By ROSALEEN MACBRAYNE
TAURANGA - Aisha Te Kani is a miracle woman.
Born prematurely by caesarean section on February 11, 1980, with a malformed heart outside her body, she was never expected to live.
But the warm, friendly young woman who left her teens behind her yesterday says simply: "I proved them all wrong.
"Twenty years have come and gone and I'm still here."
Her condition, ectopia cordis - the heart outside the ribcage - is extremely rare, and its causes are unknown. It is usually fatal in infancy.
Aisha is used to people staring at the pulsating lump beneath her upper clothing, and has often been asked if she has a kitten under her jersey.
"One lady in a clothes shop thought it was a ferret and was waiting for it to jump out," Aisha laughs.

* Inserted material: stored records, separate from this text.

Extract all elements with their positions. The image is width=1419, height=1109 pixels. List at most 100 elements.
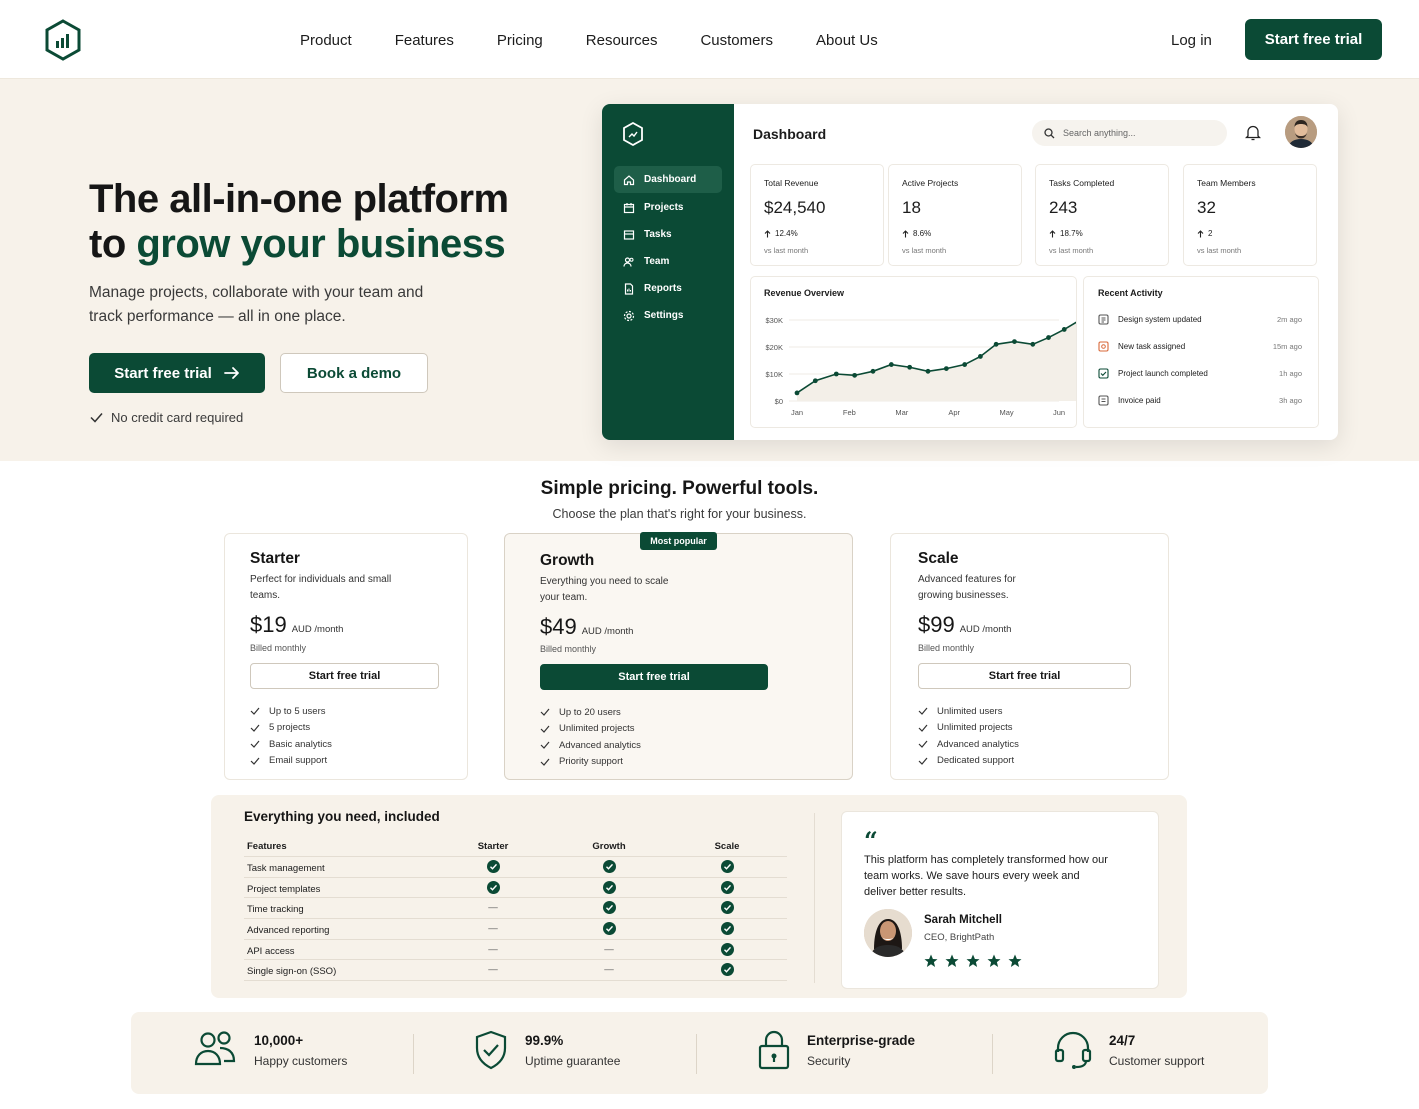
- stat-change-value: 12.4%: [775, 229, 798, 238]
- stat-value: 243: [1049, 198, 1078, 217]
- dashboard-preview: Dashboard Projects Tasks Team Reports Se…: [602, 104, 1338, 440]
- document-icon: [1098, 313, 1109, 325]
- stat-title: 99.9%: [525, 1032, 564, 1048]
- plan-start-trial-button[interactable]: Start free trial: [540, 664, 768, 690]
- check-icon: [540, 725, 550, 733]
- plan-billing: Billed monthly: [918, 643, 975, 653]
- sidebar-item-dashboard[interactable]: Dashboard: [614, 166, 722, 193]
- plan-features: Up to 5 users 5 projects Basic analytics…: [250, 703, 332, 769]
- sidebar-item-team[interactable]: Team: [614, 248, 722, 275]
- comparison-row: API access — —: [244, 940, 787, 961]
- plan-feature: Unlimited projects: [540, 721, 641, 738]
- plan-start-trial-button[interactable]: Start free trial: [918, 663, 1131, 689]
- stat-subtitle: Customer support: [1109, 1053, 1205, 1068]
- user-avatar[interactable]: [1285, 116, 1317, 148]
- dashboard-logo-icon: [622, 122, 644, 146]
- revenue-line-chart: $0 $10K $20K $30K Jan Feb Mar Apr May Jun: [765, 316, 1076, 417]
- stat-uptime: 99.9% Uptime guarantee: [473, 1030, 620, 1070]
- activity-item[interactable]: New task assigned 15m ago: [1098, 338, 1302, 354]
- search-placeholder: Search anything...: [1063, 128, 1136, 138]
- nav-link-pricing[interactable]: Pricing: [497, 32, 543, 49]
- sidebar-item-settings[interactable]: Settings: [614, 302, 722, 329]
- check-circle-icon: [589, 860, 629, 873]
- activity-item[interactable]: Design system updated 2m ago: [1098, 311, 1302, 327]
- plan-feature: Up to 20 users: [540, 704, 641, 721]
- sidebar-item-tasks[interactable]: Tasks: [614, 221, 722, 248]
- x-tick-label: Apr: [948, 408, 960, 417]
- revenue-point: [993, 341, 999, 347]
- activity-item[interactable]: Project launch completed 1h ago: [1098, 365, 1302, 381]
- stat-value: 32: [1197, 198, 1216, 217]
- check-square-icon: [1098, 367, 1109, 379]
- x-tick-label: Jun: [1053, 408, 1065, 417]
- nav-link-resources[interactable]: Resources: [586, 32, 658, 49]
- hero-start-trial-button[interactable]: Start free trial: [89, 353, 265, 393]
- plan-feature: Unlimited projects: [918, 720, 1019, 737]
- plan-start-trial-button[interactable]: Start free trial: [250, 663, 439, 689]
- arrow-right-icon: [223, 366, 240, 380]
- plan-description: Advanced features for growing businesses…: [918, 574, 1016, 601]
- hero-title: The all-in-one platform to grow your bus…: [89, 177, 509, 267]
- stat-change: 12.4%: [764, 229, 798, 238]
- comparison-section: Everything you need, included Features S…: [211, 795, 1187, 998]
- header-scale: Scale: [714, 841, 740, 852]
- check-circle-icon: [589, 880, 629, 894]
- revenue-point: [794, 390, 800, 396]
- activity-item[interactable]: Invoice paid 3h ago: [1098, 392, 1302, 408]
- hero-start-trial-label: Start free trial: [114, 364, 212, 382]
- book-demo-button[interactable]: Book a demo: [280, 353, 428, 393]
- testimonial-quote: This platform has completely transformed…: [864, 854, 1108, 898]
- tasks-icon: [623, 229, 635, 241]
- task-icon: [1098, 340, 1109, 352]
- plan-feature-text: Dedicated support: [937, 755, 1015, 767]
- rating-stars: [924, 954, 1022, 968]
- plan-feature-text: Up to 5 users: [269, 705, 326, 717]
- nav-link-about[interactable]: About Us: [816, 32, 878, 49]
- plan-feature-text: 5 projects: [269, 722, 311, 734]
- activity-text: Project launch completed: [1118, 368, 1208, 378]
- revenue-point: [852, 372, 858, 378]
- check-circle-icon: [589, 901, 629, 915]
- arrow-up-icon: [1197, 229, 1204, 238]
- testimonial-name: Sarah Mitchell: [924, 914, 1002, 926]
- nav-link-customers[interactable]: Customers: [700, 32, 773, 49]
- dashboard-search-input[interactable]: Search anything...: [1032, 120, 1227, 146]
- stat-label: Team Members: [1197, 178, 1256, 188]
- stat-change-value: 18.7%: [1060, 229, 1083, 238]
- plan-description: Perfect for individuals and small teams.: [250, 574, 392, 601]
- activity-text: Design system updated: [1118, 314, 1202, 324]
- check-icon: [250, 740, 260, 749]
- check-circle-icon: [707, 963, 747, 977]
- nav-start-trial-button[interactable]: Start free trial: [1245, 19, 1382, 60]
- stat-change-value: 2: [1208, 229, 1213, 238]
- revenue-point: [943, 366, 949, 371]
- sidebar-item-projects[interactable]: Projects: [614, 194, 722, 221]
- logo-icon[interactable]: [44, 19, 82, 61]
- stat-sub: vs last month: [1197, 246, 1242, 255]
- login-link[interactable]: Log in: [1171, 32, 1212, 49]
- plan-billing: Billed monthly: [540, 644, 597, 654]
- y-tick-label: $30K: [765, 316, 783, 325]
- star-icon: [1008, 954, 1022, 968]
- nav-link-features[interactable]: Features: [395, 32, 454, 49]
- y-tick-label: $0: [775, 397, 783, 406]
- nav-link-product[interactable]: Product: [300, 32, 352, 49]
- sidebar-item-reports[interactable]: Reports: [614, 275, 722, 302]
- bell-icon[interactable]: [1245, 124, 1261, 141]
- section-divider: [814, 813, 815, 983]
- top-nav: Product Features Pricing Resources Custo…: [0, 0, 1419, 79]
- stat-security: Enterprise-grade Security: [757, 1030, 915, 1070]
- comparison-row: Single sign-on (SSO) — —: [244, 960, 787, 982]
- check-icon: [540, 741, 550, 750]
- lock-icon: [757, 1030, 791, 1070]
- check-icon: [540, 758, 550, 766]
- dash-icon: —: [488, 923, 498, 935]
- sidebar-label: Projects: [644, 202, 684, 213]
- check-icon: [250, 724, 260, 732]
- plan-feature: Advanced analytics: [918, 736, 1019, 753]
- sidebar-label: Team: [644, 256, 670, 267]
- gear-icon: [623, 310, 635, 322]
- stat-subtitle: Security: [807, 1053, 851, 1068]
- plan-description: Everything you need to scale your team.: [540, 576, 669, 603]
- team-icon: [623, 256, 635, 268]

Most accept the explanation that the movement is her beating heart, covered only by a skin graft for protection, and are interested rather than appalled.
"It is just the way I am," explains Aisha philosophically.
"I just have to handle it."
Aisha also has club feet and has to wear built-up shoes. This has limited her physical activity - and her mother, Moana, regards that as a blessing.
It reduces the strain on her heart and means she is less likely to knock the vulnerable organ or risk a potentially fatal fall, says Mrs Te Kani..
"The Lord has a way of evening people out. That is probably why she has funny feet."
Efforts were made to straighten Aisha's feet when she was 12 and 13, putting her in hospital for lengthy periods and in a wheelchair for a year.
"Then she had a spurt of growth and her feet went back to the way they were," her mother says.
A bright student who loved school and has since travelled to Australia and Thailand, Aisha does not feel she has missed out on anything, apart from sports.
"I have a full life and I have the Lord to thank for that," says the committed Christian, who is serving an internship at the Tauranga Worship Centre.
She expects to become a youth leader in her church, where she has already preached to the congregation.
"She got a standing ovation," says her proud mother. "I believe God is going to use her like that. We just support her in what she does.
"Every day is a blessing."
Aisha has three brothers who are "cool" and protect her.
She has accepted that her heart will remain outside her chest - "there is nowhere else for it to go."
Her unusual name is Indian.
"We called her that because, at the time, we were into Stevie Wonder and that was his daughter's name," says Mrs Te Kani.
Later, they found out how apt the choice was - Aisha means strength.
Although she did not walk until she was nearly 5, Aisha has rarely been sick. Over the years, her school attendance record was almost 100 per cent.
After completing seventh form, Aisha was accepted for a polytechnic journalism course at Rotorua.
But days before it was to begin, funding was withdrawn and the course folded.
She did a computer course instead, but likes to write poetry and stories in her diary.
She has a late night on Fridays helping run a downtown youth club, but otherwise sticks to a steady routine.
"I don't have to tell her what to do," says her mother.
"She looks after herself, physically and spiritually."
Aisha has not been back to Green Lane Hospital for a check since she was 10, but a paediatric cardiologist at the hospital, Dr Louise Calder, clearly remembers the "astonishing" attitude of acceptance and positivity the parents had passed to the girl.
Dr Calder says that not only was Aisha born without a breast bone, but her heart was malformed, with a hole between the two pumping chambers and a restricted artery leading to the lungs.
It is likely her abnormalities developed in the first six to eight weeks of pregnancy.
Years ago, says the cardiologist, doctors tried to put hearts back into the chest and it did not work.
"There is no hole in the chest cavity to fill up."
Meanwhile, Aisha "goes with the flow" and takes each day as it comes.